Ce n’est pas la première fois que la juridiction financière se penche sur le cas des aéroports régionaux, à vocation commerciale. Si Rennes et Brest tirent leur épingle du jeu – elles ont accueilli à elles deux 90 % des passagers en 2019 et 98 % en 2021 – la situation des trois autres est bien plus fragile.
En 2022, l’aéroport de Rennes a accueilli 643 304 passagers. Celui de Brest, 801 854.
Des petites plateformes fragiles
La CRC souligne le faible pouvoir de négociation commerciale des exploitants vis-à-vis des compagnies aériennes, en particulier pour les trois plateformes moins attractives, Dinard, Quimper et Lorient. «Cette dépendance est encore accrue par l’essor des compagnies à bas coût, qui sont tentées de mettre en concurrence les plateformes et les dispositifs d’aide. » D’ailleurs, Ryanair s’est désengagée des aéroports de Dinard en 2021 et Brest en 2022. Elle assurait respectivement 99 % et 19 % du trafic commercial. « La plateforme de Dinard ne s’en est commercialement pas relevée », précisent les magistrats financiers. Celle de Lorient n’a quasiment plus d’activité commerciale.
Dans un rapport national, la Cour des comptes a souligné la fragilité structurelle des aéroports intermédiaires, soit 41 plateformes en France accueillant entre 10 000 et 3 millions de passagers commerciaux en 2019. « Les recettes des aéroports ne sont pas suffisantes pour équilibrer les comptes des plateformes aéroportuaires ; en deçà de 700 000 passagers par an, l’équilibre d’exploitation est rarement atteint sans recours à un financement public. »
La dépendance aux aides publiques
En Bretagne, sur la période 2017-2021, si les cinq plateformes bénéficient relativement peu de subventions publiques d’exploitation, elles se sont vues octroyer près de 12 millions d’euros au titre de l’investissement. S’y ajoutent près de 6 millions d’euros pour pallier les conséquences de la pandémie.
Pour Quimper et Lorient, un soutien de l’État est apporté à travers la taxe d’aéroport, majorée. L’appui financier a été augmenté, sous forme d’avances, après la crise sanitaire et à la chute du trafic aérien. « Cette dette accumulée sera difficile à rembourser, sauf en envisageant une augmentation des tarifs. »
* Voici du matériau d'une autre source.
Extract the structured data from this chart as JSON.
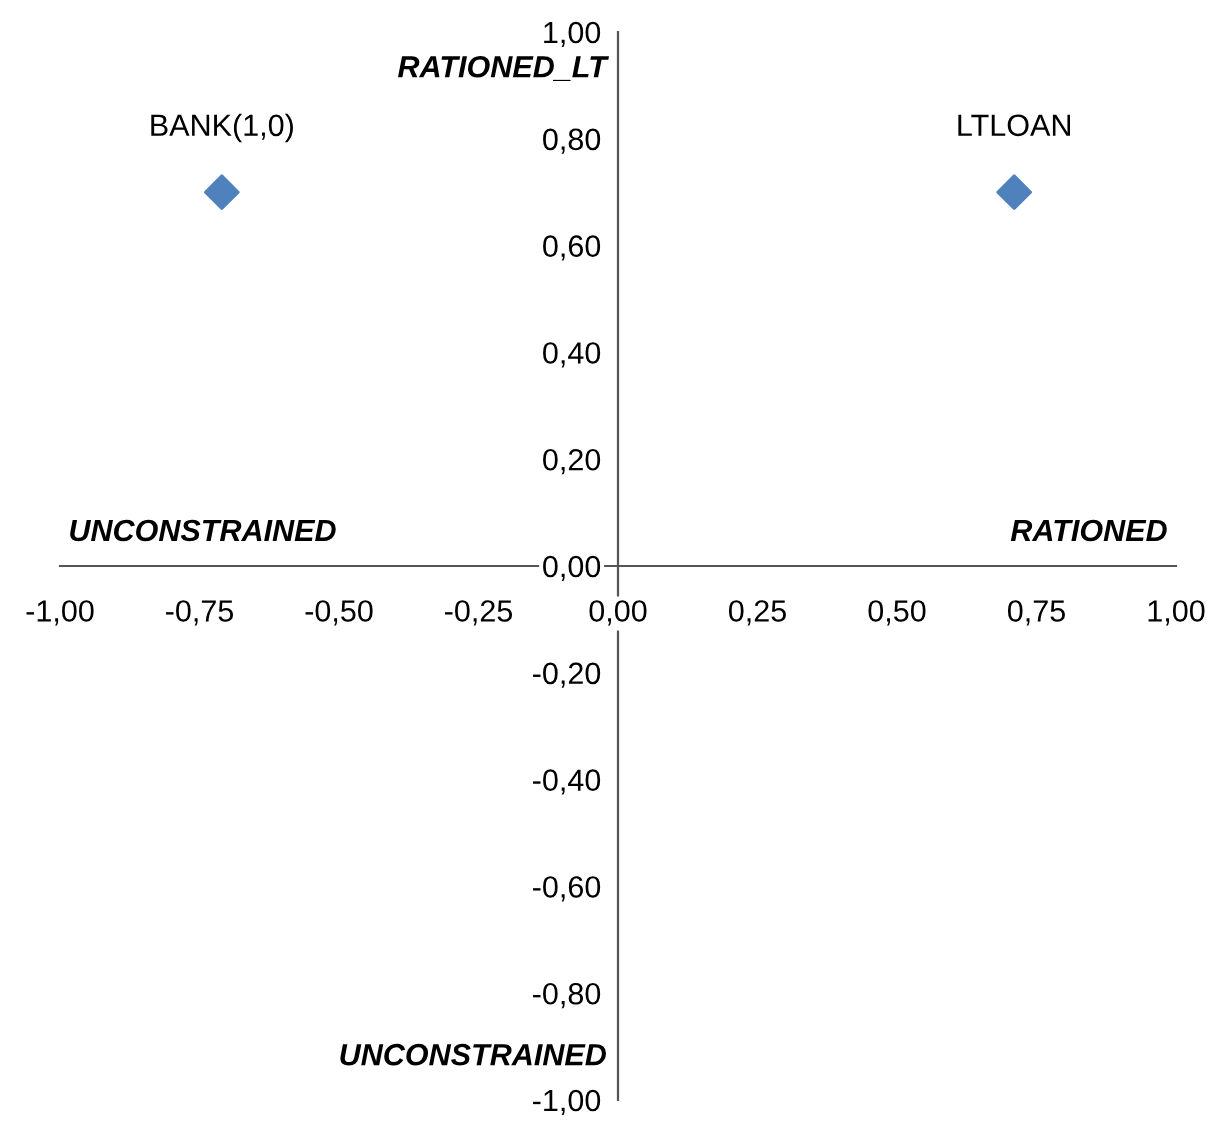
{
  "chart_data": {
    "type": "scatter",
    "x": [
      -0.71,
      0.71
    ],
    "series": [
      {
        "color": "#4f81bd",
        "values": [
          0.7,
          0.7
        ]
      }
    ],
    "marker": "diamond",
    "grid": false,
    "xlim": [
      -1,
      1
    ],
    "ylim": [
      -1,
      1
    ],
    "xticks": [
      {
        "value": -1,
        "label": "-1,00"
      },
      {
        "value": -0.75,
        "label": "-0,75"
      },
      {
        "value": -0.5,
        "label": "-0,50"
      },
      {
        "value": -0.25,
        "label": "-0,25"
      },
      {
        "value": 0,
        "label": "0,00"
      },
      {
        "value": 0.25,
        "label": "0,25"
      },
      {
        "value": 0.5,
        "label": "0,50"
      },
      {
        "value": 0.75,
        "label": "0,75"
      },
      {
        "value": 1,
        "label": "1,00"
      }
    ],
    "yticks": [
      {
        "value": -1,
        "label": "-1,00"
      },
      {
        "value": -0.8,
        "label": "-0,80"
      },
      {
        "value": -0.6,
        "label": "-0,60"
      },
      {
        "value": -0.4,
        "label": "-0,40"
      },
      {
        "value": -0.2,
        "label": "-0,20"
      },
      {
        "value": 0,
        "label": "0,00"
      },
      {
        "value": 0.2,
        "label": "0,20"
      },
      {
        "value": 0.4,
        "label": "0,40"
      },
      {
        "value": 0.6,
        "label": "0,60"
      },
      {
        "value": 0.8,
        "label": "0,80"
      },
      {
        "value": 1,
        "label": "1,00"
      }
    ],
    "annotations": [
      {
        "text": "BANK(1,0)",
        "x": -0.71,
        "y": 0.7
      },
      {
        "text": "LTLOAN",
        "x": 0.71,
        "y": 0.7
      },
      "RATIONED_LT",
      "UNCONSTRAINED",
      "UNCONSTRAINED",
      "RATIONED"
    ]
  }
}
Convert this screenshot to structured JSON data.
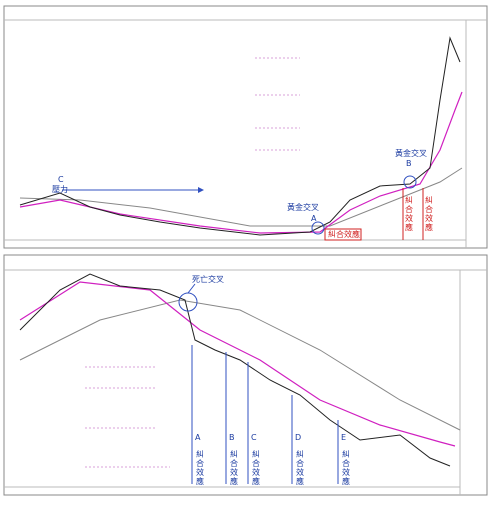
{
  "top_chart": {
    "c_label": "C",
    "resistance": "壓力",
    "golden_cross_a": {
      "title": "黃金交叉",
      "label": "A"
    },
    "golden_cross_b": {
      "title": "黃金交叉",
      "label": "B"
    },
    "converge_box": "糾合效應",
    "converge_1": "糾合效應",
    "converge_2": "糾合效應"
  },
  "bottom_chart": {
    "death_cross": "死亡交叉",
    "markers": [
      {
        "label": "A",
        "text": "糾合效應"
      },
      {
        "label": "B",
        "text": "糾合效應"
      },
      {
        "label": "C",
        "text": "糾合效應"
      },
      {
        "label": "D",
        "text": "糾合效應"
      },
      {
        "label": "E",
        "text": "糾合效應"
      }
    ]
  }
}
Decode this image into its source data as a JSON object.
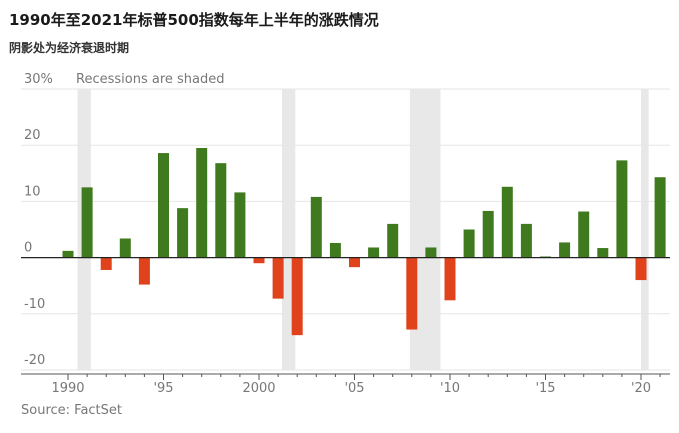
{
  "title": "1990年至2021年标普500指数每年上半年的涨跌情况",
  "subtitle": "阴影处为经济衰退时期",
  "source": "Source: FactSet",
  "annotation": "Recessions are shaded",
  "chart_data": {
    "type": "bar",
    "ylim": [
      -20,
      30
    ],
    "yticks": [
      {
        "value": 30,
        "label": "30%"
      },
      {
        "value": 20,
        "label": "20"
      },
      {
        "value": 10,
        "label": "10"
      },
      {
        "value": 0,
        "label": "0"
      },
      {
        "value": -10,
        "label": "-10"
      },
      {
        "value": -20,
        "label": "-20"
      }
    ],
    "xticks": [
      {
        "value": 1990,
        "label": "1990"
      },
      {
        "value": 1995,
        "label": "'95"
      },
      {
        "value": 2000,
        "label": "2000"
      },
      {
        "value": 2005,
        "label": "'05"
      },
      {
        "value": 2010,
        "label": "'10"
      },
      {
        "value": 2015,
        "label": "'15"
      },
      {
        "value": 2020,
        "label": "'20"
      }
    ],
    "recessions": [
      [
        1990.5,
        1991.2
      ],
      [
        2001.2,
        2001.9
      ],
      [
        2007.9,
        2009.5
      ],
      [
        2020.0,
        2020.4
      ]
    ],
    "x": [
      1990,
      1991,
      1992,
      1993,
      1994,
      1995,
      1996,
      1997,
      1998,
      1999,
      2000,
      2001,
      2002,
      2003,
      2004,
      2005,
      2006,
      2007,
      2008,
      2009,
      2010,
      2011,
      2012,
      2013,
      2014,
      2015,
      2016,
      2017,
      2018,
      2019,
      2020,
      2021
    ],
    "values": [
      1.2,
      12.5,
      -2.2,
      3.4,
      -4.8,
      18.6,
      8.8,
      19.5,
      16.8,
      11.6,
      -1.0,
      -7.3,
      -13.8,
      10.8,
      2.6,
      -1.7,
      1.8,
      6.0,
      -12.8,
      1.8,
      -7.6,
      5.0,
      8.3,
      12.6,
      6.0,
      0.2,
      2.7,
      8.2,
      1.7,
      17.3,
      -4.0,
      14.3
    ],
    "colors": {
      "positive": "#3f7a1e",
      "negative": "#e0421c",
      "recession": "#e8e8e8",
      "gridline": "#e6e6e6",
      "baseline": "#222222",
      "tick_label": "#777777"
    }
  }
}
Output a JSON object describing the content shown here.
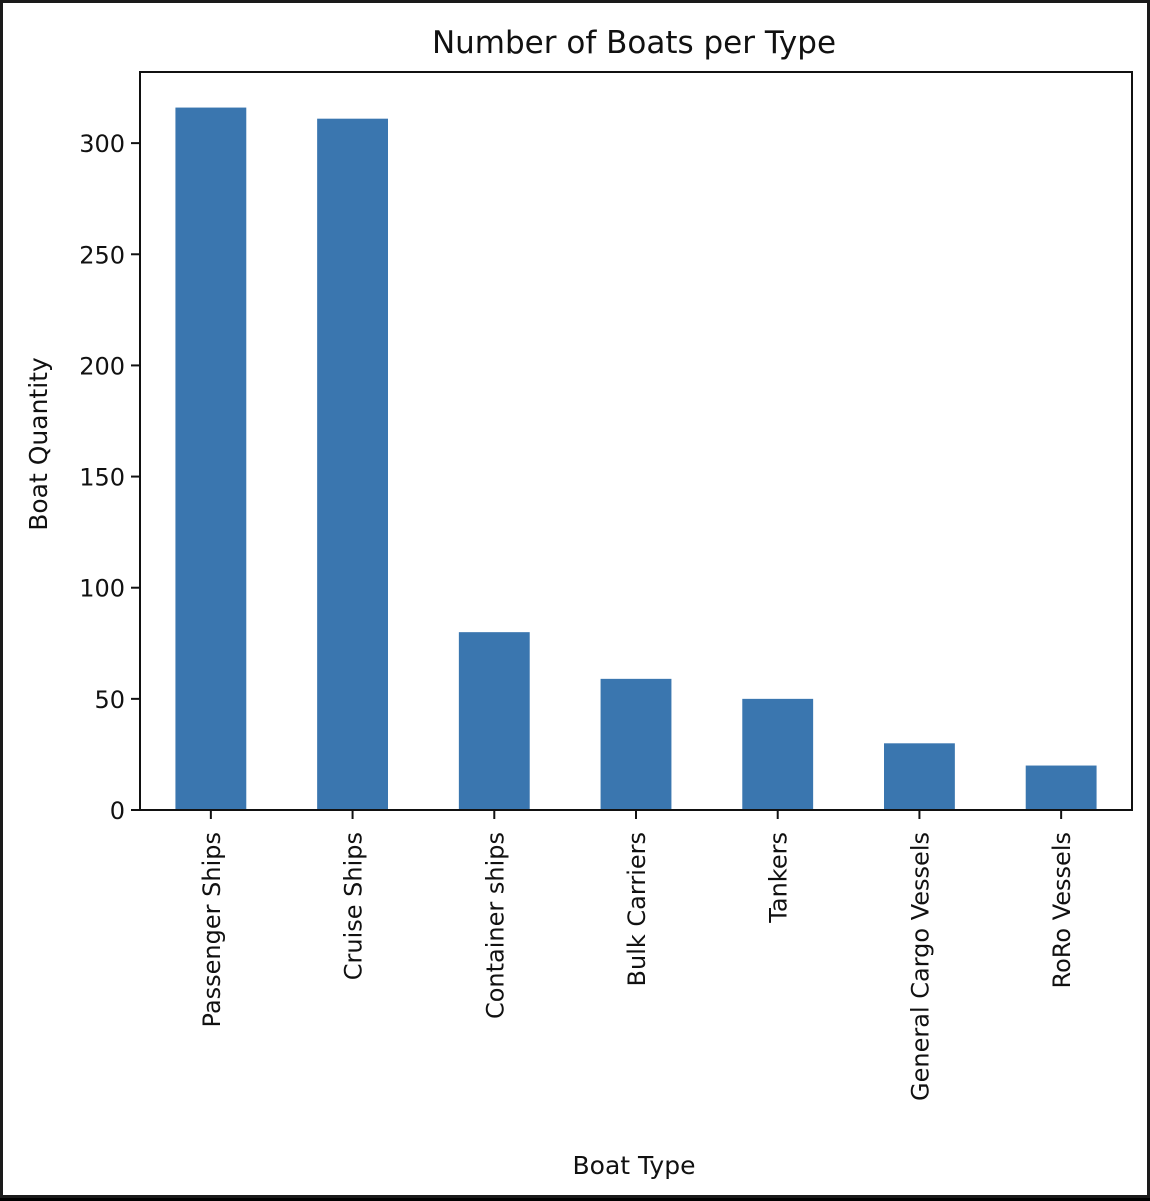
{
  "chart_data": {
    "type": "bar",
    "title": "Number of Boats per Type",
    "xlabel": "Boat Type",
    "ylabel": "Boat Quantity",
    "categories": [
      "Passenger Ships",
      "Cruise Ships",
      "Container ships",
      "Bulk Carriers",
      "Tankers",
      "General Cargo Vessels",
      "RoRo Vessels"
    ],
    "values": [
      316,
      311,
      80,
      59,
      50,
      30,
      20
    ],
    "ylim": [
      0,
      332
    ],
    "yticks": [
      0,
      50,
      100,
      150,
      200,
      250,
      300
    ],
    "grid": false,
    "bar_color": "#3a76af"
  }
}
Dans le cadre d’une obligation de service public, des aides sont aussi attribuées aux compagnies desservant des territoires considérés comme enclavés. C’est le cas de la ligne Quimper-Orly. « L’efficience de ces aides apparait très dégradée, avec un taux de remplissage à hauteur de 30 % en 2020 et de 33 % l’année suivante ; le montant de l’aide publique par passager était de 359 € en 2020 ; il atteint 648 € en 2021. »
Une stratégie aéroportuaire interrégionale
La CRC souligne « les limites d’une stratégie aéroportuaire monorégionale : alors que l’aéroport de Nantes est proche de la saturation, sa fréquentation bretonne s’établit à hauteur de 25 % » et juge « pertinente l’élaboration d’une stratégie interrégionale. » Par ailleurs, la juridiction épingle l’impact environnemental du transport aérien, en concurrence avec les trajets ferroviaires permis par la LGV.
En Bretagne, la densité aéroportuaire est 2 fois supérieure à la moyenne nationale : 680 000 Bretons desservis par aéroport versus 1 329 412 en France métropolitaine.
Qui sont les gestionnaires des aéroports bretons ?
Les plateformes de Rennes, Dinard, Brest et Quimper sont propriété de la région Bretagne ; celle de Lorient, militaire et civile, appartient à l’État.
Brest et Quimper : depuis 2017 et pour 20 ans, la Région Bretagne a confié l’exploitation des aéroports Brest Bretagne et Quimper Bretagne à la SAS Aéroports de Bretagne Ouest (ABO) et sa filiale, la SAS Aéroport De Cornouaille (ADC).
Rennes et Dinard : l’exploitant des aéroports de Rennes et de Dinard, jusqu’en 2024, est la Société d’exploitation des aéroports de Rennes et Dinard (Seard). Taux de détention : 51% CCI 35 et 49% Vinci Airports.
Lorient : depuis 2022 et pour 5 ans, Edeis est le gestionnaire majoritaire de l’Aéroport de Lorient Bretagne Sud.